Shapes of the Cosmological Low-Speed Collider

TL;DR

The paper introduces the cosmological low-speed collider signal, a new method to detect heavy particles during inflation through distinctive resonances in cosmological correlators, especially when the Goldstone boson has a reduced speed of sound.

Contribution

It develops a non-local effective field theory to describe the low-speed collider signal, enabling systematic analysis of massive field effects on cosmological correlators beyond traditional particle production signatures.

Findings

Identifies a new resonance in cosmological correlators indicating heavy particles.

Shows large non-Gaussianities with unique shapes can be generated.

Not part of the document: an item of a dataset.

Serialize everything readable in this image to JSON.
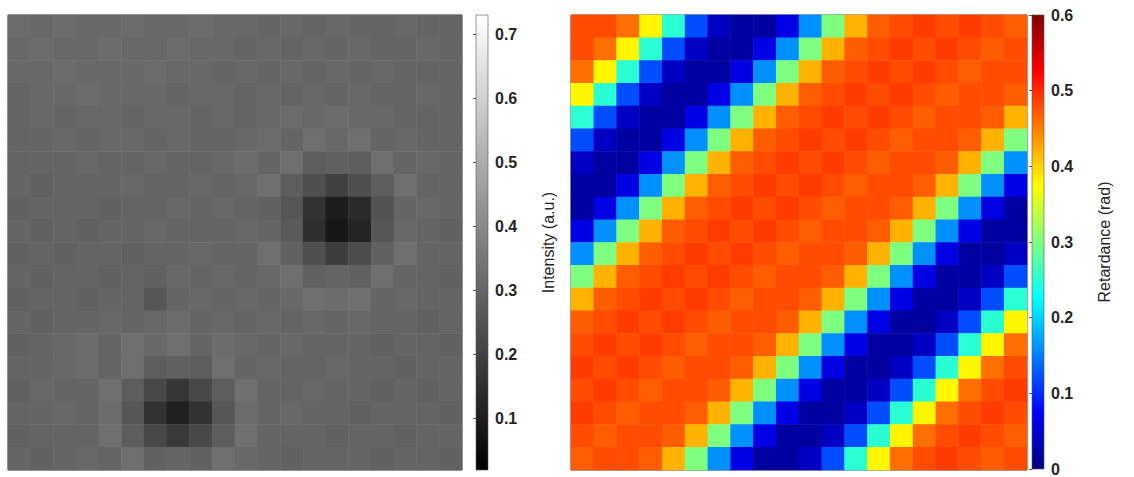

Provides a template for future observational searches.

Abstract

Massive particles produced during inflation leave specific signatures in soft limits of correlation functions of primordial fluctuations. When the Goldstone boson of broken time translations acquires a reduced speed of sound, implying that de Sitter boosts are strongly broken, we introduce a novel discovery channel to detect new physics during inflation, called the cosmological low-speed collider signal. This signal is characterised by a distinctive resonance lying in mildly-soft kinematic configurations of cosmological correlators, indicating the presence of a heavy particle, whose position enables to reconstruct its mass. We show that this resonance can be understood in terms of a non-local single field effective field theory, in which the heavy field becomes effectively non-dynamical. This theory accurately describes the full dynamics of the Goldstone boson and captures all multi-field physical effects distinct from the non-perturbative particle production leading to the conventional cosmological collider signal. As such, this theory provides a systematic and tractable way to study the imprint of massive fields on cosmological correlators. We conduct a thorough study of the low-speed collider phenomenology in the scalar bispectrum, showing that large non-Gaussianities with new shapes can be generated, in particular beyond weak mixing. We also provide a low-speed collider template for future cosmological surveys.